🤖 AI Summary
This work addresses a critical challenge in full-duplex spoken language modeling: the sharing of deep-layer parameters between acoustic and semantic modalities often induces gradient conflict, leading to knowledge degradation and compromised semantic integrity. The study is the first to uncover the underlying mechanism of this cross-modal interference and introduces Lychee-FD, a novel framework that decouples modalities through hierarchical parameter separation in deep layers while preserving cross-modal consistency via a dedicated semantic alignment channel. This enables native end-to-end full-duplex modeling without sacrificing coherence. Experimental results demonstrate that Lychee-FD achieves state-of-the-art performance across multiple benchmarks, yielding a 7.4% absolute improvement in spoken question-answering accuracy and a 28.5% gain in interaction fluency, all while maintaining efficient inference.
📝 Abstract
Developing seamless, high-performance, native intelligent full-duplex Spoken Language Models (SLMs) remains a critical challenge and long-standing goal for the speech and NLP community.
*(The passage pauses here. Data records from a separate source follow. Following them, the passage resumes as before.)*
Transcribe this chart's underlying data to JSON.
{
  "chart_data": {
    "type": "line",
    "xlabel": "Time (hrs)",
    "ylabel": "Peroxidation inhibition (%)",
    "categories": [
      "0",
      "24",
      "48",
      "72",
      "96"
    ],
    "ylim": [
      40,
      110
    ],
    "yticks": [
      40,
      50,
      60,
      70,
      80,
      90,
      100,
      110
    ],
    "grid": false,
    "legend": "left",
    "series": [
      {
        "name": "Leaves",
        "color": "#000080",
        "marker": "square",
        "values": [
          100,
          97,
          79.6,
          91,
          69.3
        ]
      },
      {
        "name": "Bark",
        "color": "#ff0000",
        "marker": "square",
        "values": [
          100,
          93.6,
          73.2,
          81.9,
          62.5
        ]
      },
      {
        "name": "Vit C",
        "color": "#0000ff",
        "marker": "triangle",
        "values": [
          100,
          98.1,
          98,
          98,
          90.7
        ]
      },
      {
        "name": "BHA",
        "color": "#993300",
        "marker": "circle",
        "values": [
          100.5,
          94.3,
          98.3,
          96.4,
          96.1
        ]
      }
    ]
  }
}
Despite notable progress, recent endeavors are fundamentally constrained by severe modality interference, which causes substantial knowledge degradation and compromises semantic integrity -- ultimately making full-duplex SLMs feel unnatural and unintelligent. In this paper, through an exhaustive fine-grained analysis of model optimization dynamics, we uncover the root cause of such performance degradation, revealing that modality interference arises from inherent gradient conflicts between acoustic and semantic modeling when the two modalities are forced to share a deep parameter space. Guided by this key insight, we introduce Lychee-FD, a native end-to-end full-duplex framework designed to mitigate modality interference. Importantly, we propose a hierarchical parameter separation strategy that decouples conflicting modalities in deep layers while preserving cross-modality coherence via a dedicated semantic alignment channel. Extensive experiments on multiple full-duplex benchmarks demonstrate that our method significantly advances the state of the art, yielding substantial improvements in both speech intelligence (+7.4% on Spoken QA) and full-duplex interaction fluidity (+28.5% on FullDuplexBench 1.5) without compromising inference efficiency. To the best of our knowledge, this work is the first to achieve two key advances: 1) uncovering and elucidating the root cause of modality interference in full-duplex SLMs, and 2) designing an elegant hierarchical model together with a practical solution for seamless, high-performance, native intelligent full-duplex SLMs.